DO_ADDITIONAL=0 (boolean, 0 or 1)
Whether detected additional traffic should be reported to the controller.
controllers/controller.py:
total_time=60 (seconds)
The total duration of the simulation.
mcf_interval_size=5 (seconds)
The size of time intervals for which an MCF problem is solved. Lower value leads to a better
approximation of the bandwidth demands at a particular point in time, but increases the
computational cost at the beginning and for link state changes.
normalize_bw_across_time=False
Whether flows that are active only during a part of a time interval should be normalized as
if they spanned the entire interval. Enabling this might lead to less wasted bandwidth, but
may also increase congestion.
tcp_default_bw=10 (Mbps)
The bandwidth demand that is assumed for (size-based) TCP flows. Lower value might allow to
accommodate more flows, but generally leads to more congestion.
udp_cost_multiplier=1
A multiplier for the cost of UDP flows. Higher value prioritizes short paths for UDP flows
relative to TCP flows.
tcp_cost_multiplier=1
Same for TCP flows.
udp_bw_multiplier=1
A multiplier for the bandwidth demand of UDP flows. A value >1 means that some spare capacity
will be allocated for UDP flows, which reduces congestion but might waste bandwidth.
tcp_bw_multiplier=1
Same for TCP flows.
tcp_ack_bw_multiplier=0.5
Determines the bandwidth demand for the reverse direction of a TCP flow. Lower value saves
bandwidth but may lead to lost ACKs, which lead to unnecessary retransmissions.
use_num_hops_cost=False
Use the hop count instead of delay as the cost measure in the MCF problem. Enabling this generally
leads to shorter paths in terms of hop count, which reduces the number of switches involved, but
may increase the length of the path in terms of delay.
heartbeat_frequency=0.1 (seconds)
The time interval between heartbeat messages. Lower value (together with a lower value of
FAILURE_THRESHOLD in switch.py) leads to faster failure detection, but increases the overhead in
the network.
tcp_duration_multiplier=1.5
A multiplier on the estimated duration of (size-based) TCP flows. Note that the same effect could
be achieved by changing the tcp_default_bw parameter.
additional_traffic_bw=10 (Mbps)
The assumed bandwidth demand of additional traffic flows. Lower value wastes less bandwidth for
small additional traffic flows, but may lead to congestion if the true demand is higher.
controller_forward_mpls=True
Whether the controller should add MPLS headers in the control plane and forward the packet to the
appropriate output port during the period where there are no paths installed for an additional
traffic flow. Disabling this decreases the load on the controller, but leads to more packet loss
for additional traffic flows.
additional_traffic_purge_interval=5 (seconds)

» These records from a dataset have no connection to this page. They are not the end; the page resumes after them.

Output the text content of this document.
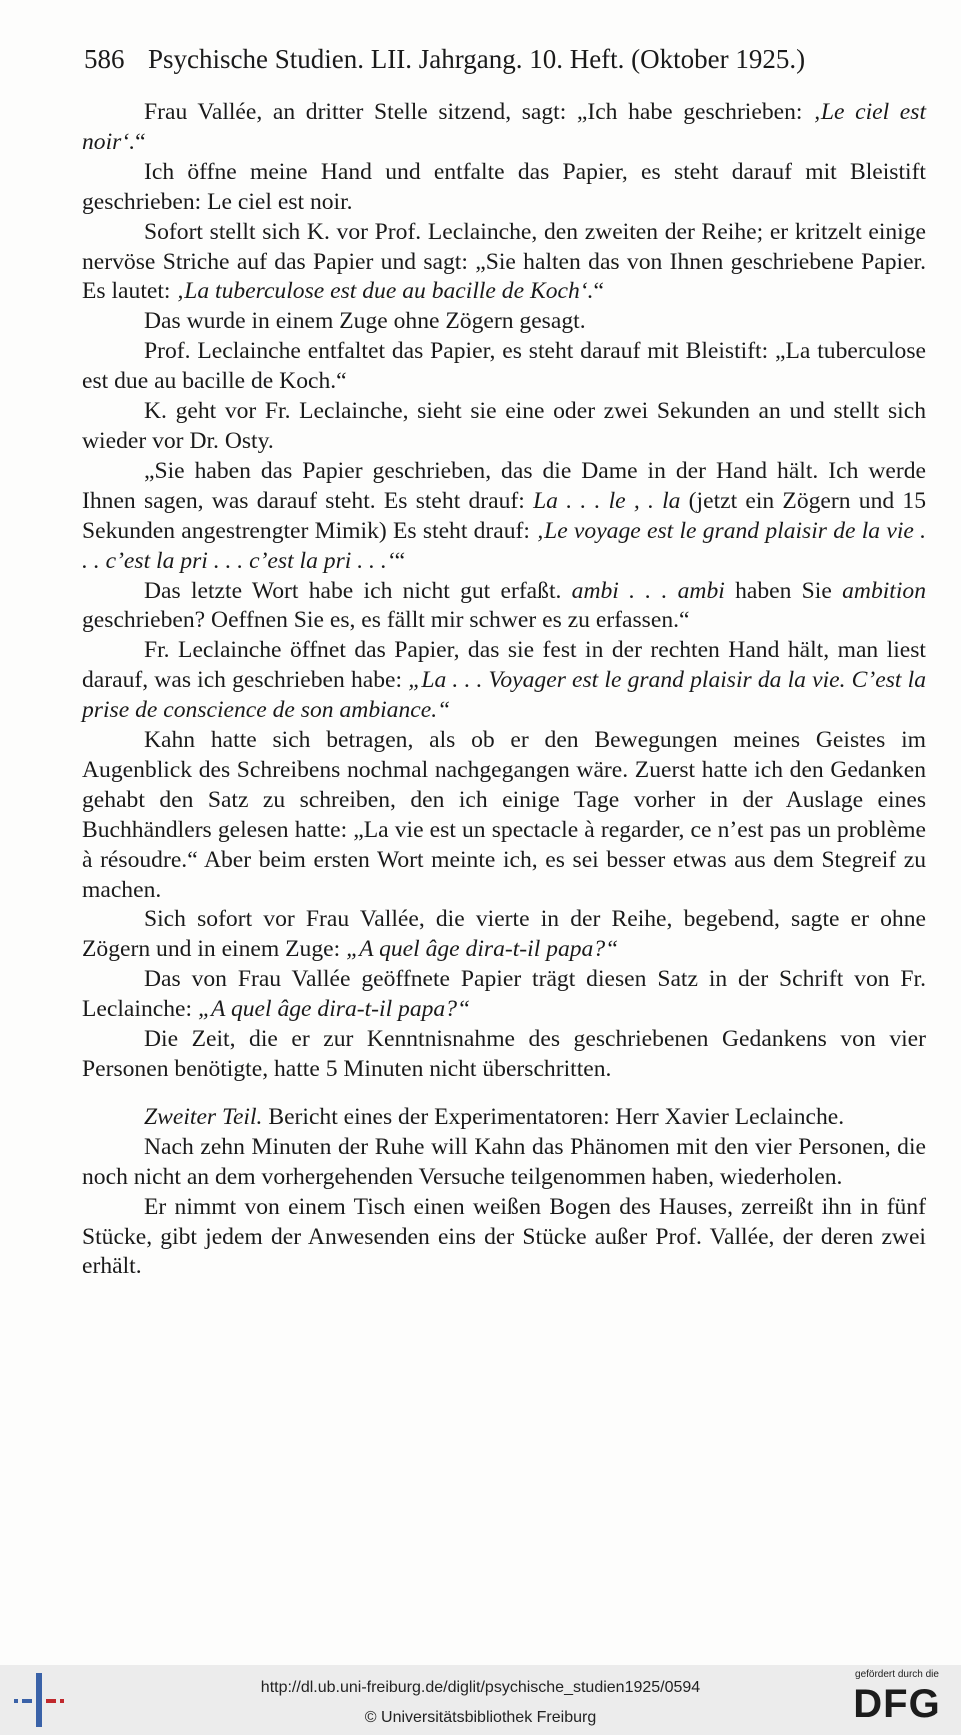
586 Psychische Studien. LII. Jahrgang. 10. Heft. (Oktober 1925.)

Frau Vallée, an dritter Stelle sitzend, sagt: „Ich habe geschrieben: ‚Le ciel est noir‘.“

Ich öffne meine Hand und entfalte das Papier, es steht darauf mit Bleistift geschrieben: Le ciel est noir.

Sofort stellt sich K. vor Prof. Leclainche, den zweiten der Reihe; er kritzelt einige nervöse Striche auf das Papier und sagt: „Sie halten das von Ihnen geschriebene Papier. Es lautet: ‚La tuberculose est due au bacille de Koch‘.“

Das wurde in einem Zuge ohne Zögern gesagt.

Prof. Leclainche entfaltet das Papier, es steht darauf mit Bleistift: „La tuberculose est due au bacille de Koch.“

K. geht vor Fr. Leclainche, sieht sie eine oder zwei Sekunden an und stellt sich wieder vor Dr. Osty.

„Sie haben das Papier geschrieben, das die Dame in der Hand hält. Ich werde Ihnen sagen, was darauf steht. Es steht drauf: La . . . le , . la (jetzt ein Zögern und 15 Sekunden angestrengter Mimik) Es steht drauf: ‚Le voyage est le grand plaisir de la vie . . . c’est la pri . . . c’est la pri . . .‘“

Das letzte Wort habe ich nicht gut erfaßt. ambi . . . ambi haben Sie ambition geschrieben? Oeffnen Sie es, es fällt mir schwer es zu erfassen.“

Fr. Leclainche öffnet das Papier, das sie fest in der rechten Hand hält, man liest darauf, was ich geschrieben habe: „La . . . Voyager est le grand plaisir da la vie. C’est la prise de conscience de son ambiance.“

Kahn hatte sich betragen, als ob er den Bewegungen meines Geistes im Augenblick des Schreibens nochmal nachgegangen wäre. Zuerst hatte ich den Gedanken gehabt den Satz zu schreiben, den ich einige Tage vorher in der Auslage eines Buchhändlers gelesen hatte: „La vie est un spectacle à regarder, ce n’est pas un problème à résoudre.“ Aber beim ersten Wort meinte ich, es sei besser etwas aus dem Stegreif zu machen.

Sich sofort vor Frau Vallée, die vierte in der Reihe, begebend, sagte er ohne Zögern und in einem Zuge: „A quel âge dira-t-il papa?“

Das von Frau Vallée geöffnete Papier trägt diesen Satz in der Schrift von Fr. Leclainche: „A quel âge dira-t-il papa?“

Die Zeit, die er zur Kenntnisnahme des geschriebenen Gedankens von vier Personen benötigte, hatte 5 Minuten nicht überschritten.

Zweiter Teil. Bericht eines der Experimentatoren: Herr Xavier Leclainche.

Nach zehn Minuten der Ruhe will Kahn das Phänomen mit den vier Personen, die noch nicht an dem vorhergehenden Versuche teilgenommen haben, wiederholen.

Er nimmt von einem Tisch einen weißen Bogen des Hauses, zerreißt ihn in fünf Stücke, gibt jedem der Anwesenden eins der Stücke außer Prof. Vallée, der deren zwei erhält.

http://dl.ub.uni-freiburg.de/diglit/psychische_studien1925/0594
© Universitätsbibliothek Freiburg
gefördert durch die
DFG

The interval at which additional traffic flow paths are purge from the switches. Higher value
decreases load on both the switches and controller, but leads to more wasted bandwidth.
additional_traffic_purge=False
Whether to purge installed additional traffic flows at a regular interval (specified by the
additional_traffic_purge_interval parameter above).
slas=[...] (list of strings)
The names of the SLAs that the controller should try to satisfy (see above).